Nieuws

11 september 2020

100 miljoen euro voor de uitrol van 1000 mobiliteitsknooppunten

Vlaams minister van Mobiliteit Lydia Peeters (Open Vld) voorziet deze legislatuur 100 miljoen euro voor 1000 herkenbare mobiliteitsknooppunten in een goed verknoopt netwerk verspreid over Vlaanderen. Deze locaties worden herkenbare punten met een divers palet aan vervoersmogelijkheden onder de merknaam ‘Hoppin’. “We introduceren combimobiliteit als uitgangspunt van het Vlaams mobiliteitsbeleid.
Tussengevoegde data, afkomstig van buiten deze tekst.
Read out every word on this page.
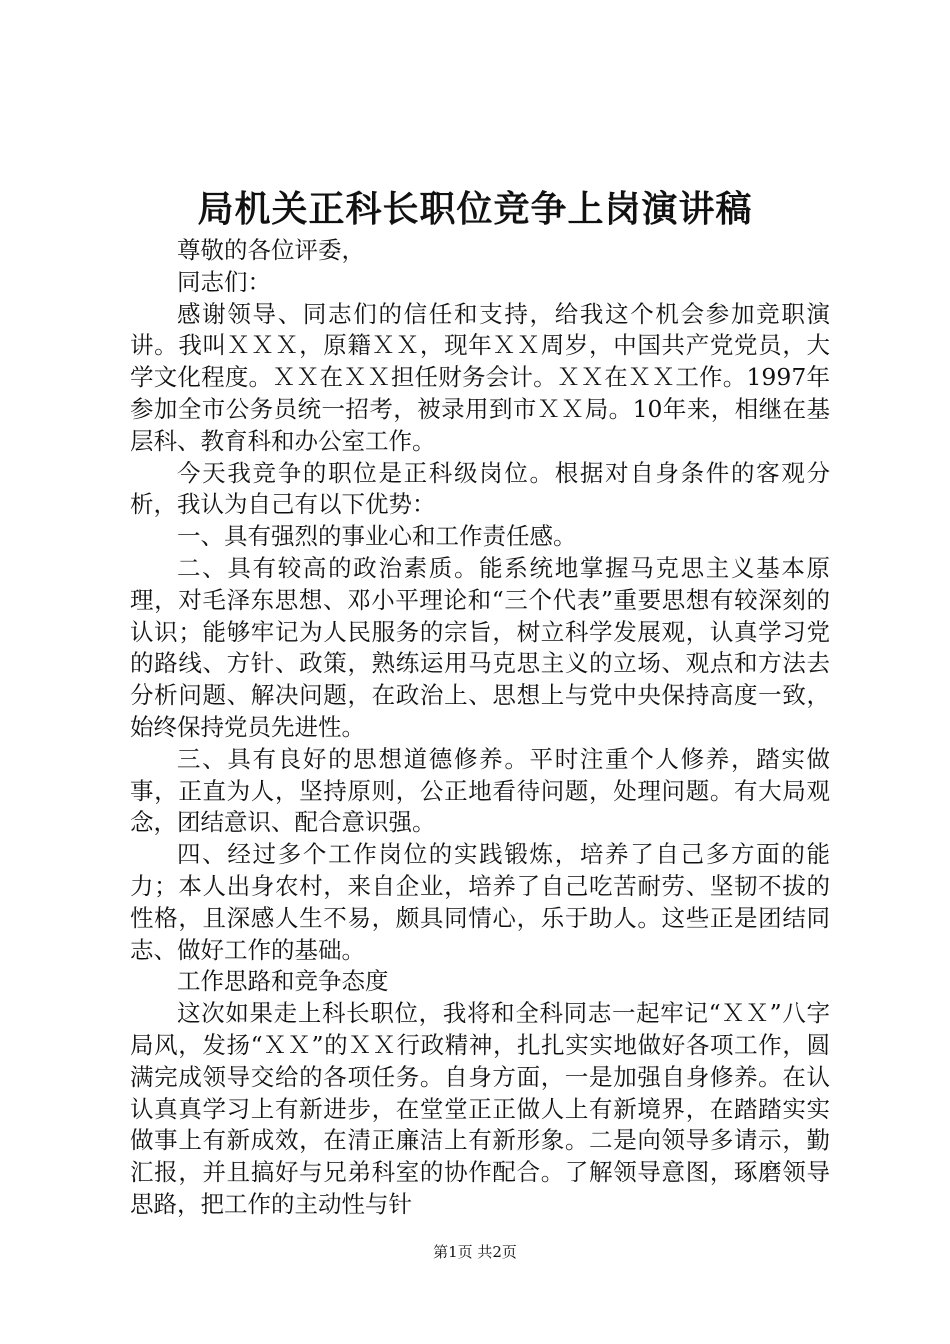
局机关正科长职位竞争上岗演讲稿

尊敬的各位评委，

同志们：

感谢领导、同志们的信任和支持，给我这个机会参加竞职演讲。我叫ＸＸＸ，原籍ＸＸ，现年ＸＸ周岁，中国共产党党员，大学文化程度。ＸＸ在ＸＸ担任财务会计。ＸＸ在ＸＸ工作。1997年参加全市公务员统一招考，被录用到市ＸＸ局。10年来，相继在基层科、教育科和办公室工作。

今天我竞争的职位是正科级岗位。根据对自身条件的客观分析，我认为自己有以下优势：

一、具有强烈的事业心和工作责任感。

二、具有较高的政治素质。能系统地掌握马克思主义基本原理，对毛泽东思想、邓小平理论和“三个代表”重要思想有较深刻的认识；能够牢记为人民服务的宗旨，树立科学发展观，认真学习党的路线、方针、政策，熟练运用马克思主义的立场、观点和方法去分析问题、解决问题，在政治上、思想上与党中央保持高度一致，始终保持党员先进性。

三、具有良好的思想道德修养。平时注重个人修养，踏实做事，正直为人，坚持原则，公正地看待问题，处理问题。有大局观念，团结意识、配合意识强。

四、经过多个工作岗位的实践锻炼，培养了自己多方面的能力；本人出身农村，来自企业，培养了自己吃苦耐劳、坚韧不拔的性格，且深感人生不易，颇具同情心，乐于助人。这些正是团结同志、做好工作的基础。

工作思路和竞争态度

这次如果走上科长职位，我将和全科同志一起牢记“ＸＸ”八字局风，发扬“ＸＸ”的ＸＸ行政精神，扎扎实实地做好各项工作，圆满完成领导交给的各项任务。自身方面，一是加强自身修养。在认认真真学习上有新进步，在堂堂正正做人上有新境界，在踏踏实实做事上有新成效，在清正廉洁上有新形象。二是向领导多请示，勤汇报，并且搞好与兄弟科室的协作配合。了解领导意图，琢磨领导思路，把工作的主动性与针

第1页 共2页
In de toekomst moet de pendelaar vlot kunnen schakelen tussen verschillende vervoersmiddelen. Ter hoogte van deze mobiliteitsknooppunten moet het mogelijk zijn om vandaag te kiezen voor de (deel)fiets, morgen voor de bus, en overmorgen voor een deelauto.”
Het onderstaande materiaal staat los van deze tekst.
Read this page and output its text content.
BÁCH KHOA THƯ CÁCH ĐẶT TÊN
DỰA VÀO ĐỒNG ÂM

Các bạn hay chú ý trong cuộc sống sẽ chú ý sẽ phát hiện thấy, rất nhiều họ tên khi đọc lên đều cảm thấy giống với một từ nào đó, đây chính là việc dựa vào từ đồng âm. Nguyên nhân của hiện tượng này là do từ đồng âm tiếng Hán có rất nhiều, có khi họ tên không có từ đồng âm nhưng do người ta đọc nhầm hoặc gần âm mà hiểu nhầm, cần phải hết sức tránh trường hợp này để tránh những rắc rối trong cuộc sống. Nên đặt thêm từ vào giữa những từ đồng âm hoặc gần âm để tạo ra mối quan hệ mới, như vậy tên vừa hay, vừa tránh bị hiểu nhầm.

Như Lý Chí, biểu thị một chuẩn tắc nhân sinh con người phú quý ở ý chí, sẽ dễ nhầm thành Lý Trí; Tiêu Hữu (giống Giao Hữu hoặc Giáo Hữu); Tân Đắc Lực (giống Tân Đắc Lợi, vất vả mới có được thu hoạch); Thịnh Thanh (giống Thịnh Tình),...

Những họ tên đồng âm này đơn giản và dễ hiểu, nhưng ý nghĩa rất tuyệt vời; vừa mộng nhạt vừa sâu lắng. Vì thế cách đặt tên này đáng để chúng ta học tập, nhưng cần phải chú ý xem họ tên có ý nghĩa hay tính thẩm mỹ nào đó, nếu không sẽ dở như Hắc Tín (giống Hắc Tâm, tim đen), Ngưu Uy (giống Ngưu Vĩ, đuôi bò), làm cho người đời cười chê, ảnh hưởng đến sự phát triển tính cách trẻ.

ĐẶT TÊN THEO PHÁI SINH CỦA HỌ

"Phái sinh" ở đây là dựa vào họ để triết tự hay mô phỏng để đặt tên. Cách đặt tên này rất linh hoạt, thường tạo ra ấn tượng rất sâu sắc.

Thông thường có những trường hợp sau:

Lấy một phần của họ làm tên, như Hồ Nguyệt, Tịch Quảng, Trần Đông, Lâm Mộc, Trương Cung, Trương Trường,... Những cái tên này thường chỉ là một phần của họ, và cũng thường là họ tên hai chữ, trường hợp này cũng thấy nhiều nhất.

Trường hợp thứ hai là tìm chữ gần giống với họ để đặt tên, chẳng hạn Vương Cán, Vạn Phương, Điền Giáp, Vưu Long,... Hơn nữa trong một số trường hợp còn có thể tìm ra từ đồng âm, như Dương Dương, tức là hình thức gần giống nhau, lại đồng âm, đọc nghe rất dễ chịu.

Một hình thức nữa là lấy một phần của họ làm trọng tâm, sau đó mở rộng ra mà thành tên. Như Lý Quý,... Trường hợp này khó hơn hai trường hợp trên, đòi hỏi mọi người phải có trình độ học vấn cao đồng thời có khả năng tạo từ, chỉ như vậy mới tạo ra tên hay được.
Om tot een multimodaal en geïntegreerd vervoerssysteem te komen, bouwen we in Vlaanderen een netwerk van mobiliteitsknooppunten uit die multimodaal ontsloten zijn en waar pendelaars kunnen schakelen tussen verschillende vervoersmodi. De toekomstige Hoppin-punten moeten goed ontsloten, veilig en toegankelijk zijn. Maar ook uitgerust zijn met voldoende en veilige fietsenstallingen, voldoende parkeerplaatsen en aandacht hebben voor laadmogelijkheden voor elektrische fietsen, bromfietsen en auto’s. De knooppunten kunnen deelfietsen en deelauto’s faciliteren en centraliseren om het voor- en natransport te verbeteren.
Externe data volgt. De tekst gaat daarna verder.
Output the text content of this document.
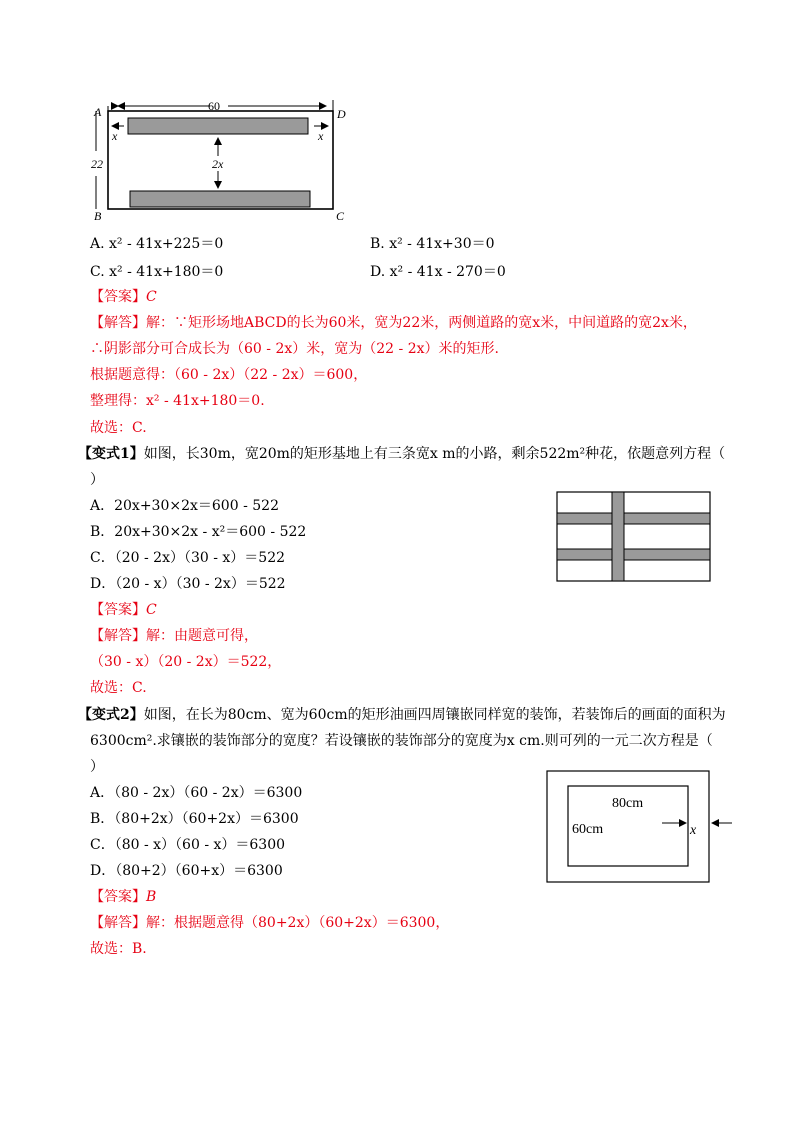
60
A	D
B	C
22	2x
x	x
A. x² - 41x+225＝0	B. x² - 41x+30＝0
C. x² - 41x+180＝0	D. x² - 41x - 270＝0
【答案】C
【解答】解：∵矩形场地ABCD的长为60米，宽为22米，两侧道路的宽x米，中间道路的宽2x米，
∴阴影部分可合成长为（60 - 2x）米，宽为（22 - 2x）米的矩形.
根据题意得：（60 - 2x）（22 - 2x）＝600，
整理得：x² - 41x+180＝0.
故选：C.
【变式1】如图，长30m，宽20m的矩形基地上有三条宽x m的小路，剩余522m²种花，依题意列方程（
）
A．20x+30×2x＝600 - 522
B．20x+30×2x - x²＝600 - 522
C．（20 - 2x）（30 - x）＝522
D．（20 - x）（30 - 2x）＝522
【答案】C
【解答】解：由题意可得，
（30 - x）（20 - 2x）＝522，
故选：C.
【变式2】如图，在长为80cm、宽为60cm的矩形油画四周镶嵌同样宽的装饰，若装饰后的画面的面积为
6300cm².求镶嵌的装饰部分的宽度？若设镶嵌的装饰部分的宽度为x cm.则可列的一元二次方程是（
）
A．（80 - 2x）（60 - 2x）＝6300
B．（80+2x）（60+2x）＝6300
C．（80 - x）（60 - x）＝6300
D．（80+2）（60+x）＝6300
80cm
60cm	x
【答案】B
【解答】解：根据题意得（80+2x）（60+2x）＝6300，
故选：B.
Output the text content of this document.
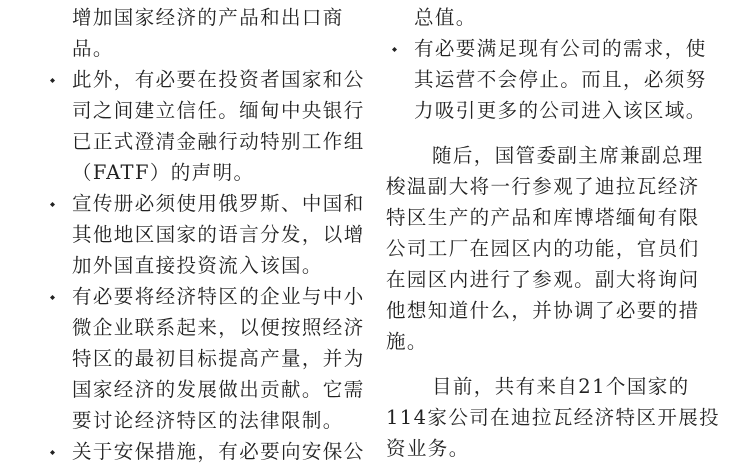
增加国家经济的产品和出口商
品。
此外，有必要在投资者国家和公
司之间建立信任。缅甸中央银行
已正式澄清金融行动特别工作组
（FATF）的声明。
宣传册必须使用俄罗斯、中国和
其他地区国家的语言分发，以增
加外国直接投资流入该国。
有必要将经济特区的企业与中小
微企业联系起来，以便按照经济
特区的最初目标提高产量，并为
国家经济的发展做出贡献。它需
要讨论经济特区的法律限制。
关于安保措施，有必要向安保公
总值。
有必要满足现有公司的需求，使
其运营不会停止。而且，必须努
力吸引更多的公司进入该区域。
随后，国管委副主席兼副总理
梭温副大将一行参观了迪拉瓦经济
特区生产的产品和库博塔缅甸有限
公司工厂在园区内的功能，官员们
在园区内进行了参观。副大将询问
他想知道什么，并协调了必要的措
施。
目前，共有来自21个国家的
114家公司在迪拉瓦经济特区开展投
资业务。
Vlaams minister van Mobiliteit Lydia Peeters: “Vanaf het najaar van 2020 zullen er in het straatbeeld mobiliteitsknooppunten verschijnen onder de naam ‘Hoppin’: locaties waar meerdere vervoersoplossingen zoals openbaar of collectief vervoer, deelauto’s, taxi’s, (deel)fietsen en (e)steps samenkomen. Het aanbod van locaties zal de komende jaren sterk groeien. Voor deze legislatuur voorzien we 105.400.000 euro voor de uitrol van 1000 mobiliteitsknooppunten verspreid over heel Vlaanderen. Het Agentschap Wegen en Verkeer, De Lijn, Lantis en De Werkvennootschap staan in voor de realisatie langs gewestwegen. Steden en gemeenten zijn verantwoordelijk voor de aanleg van deze locaties langs wegen in hun beheer."

Belangrijke rol voor lokale besturen

Lokale besturen die een mobiliteitsknooppunt inrichten, kunnen beroep doen op een subsidie. Voor de aanleg van een interregionaal of regionaal knooppunt – aangeduid door de vervoerregio – wordt een tussenkomst voorzien van 50% van de kostprijs met een maximum van respectievelijk 500.000 tot 250.000 euro. De locaties op lokaal en buurtniveau worden door steden en gemeenten aangeduid en ingericht. Hiervoor is een subsidie voorzien van 100% van de kostprijs met een maximum van 50.000 voor lokale knooppunten en 25.000 euro voor punten op buurtniveau.

Dit besluit legt geen enkele verplichting of beperking op aan private initiatieven en ook niet aan steden of gemeenten die geen gebruik willen maken van dit subsidiebesluit. Dit betekent dat steden en gemeenten alsook private partijen in volledige autonomie kunnen overgaan tot het aanleggen en inrichten van wat zij mobiliteitsknooppunt punten vinden.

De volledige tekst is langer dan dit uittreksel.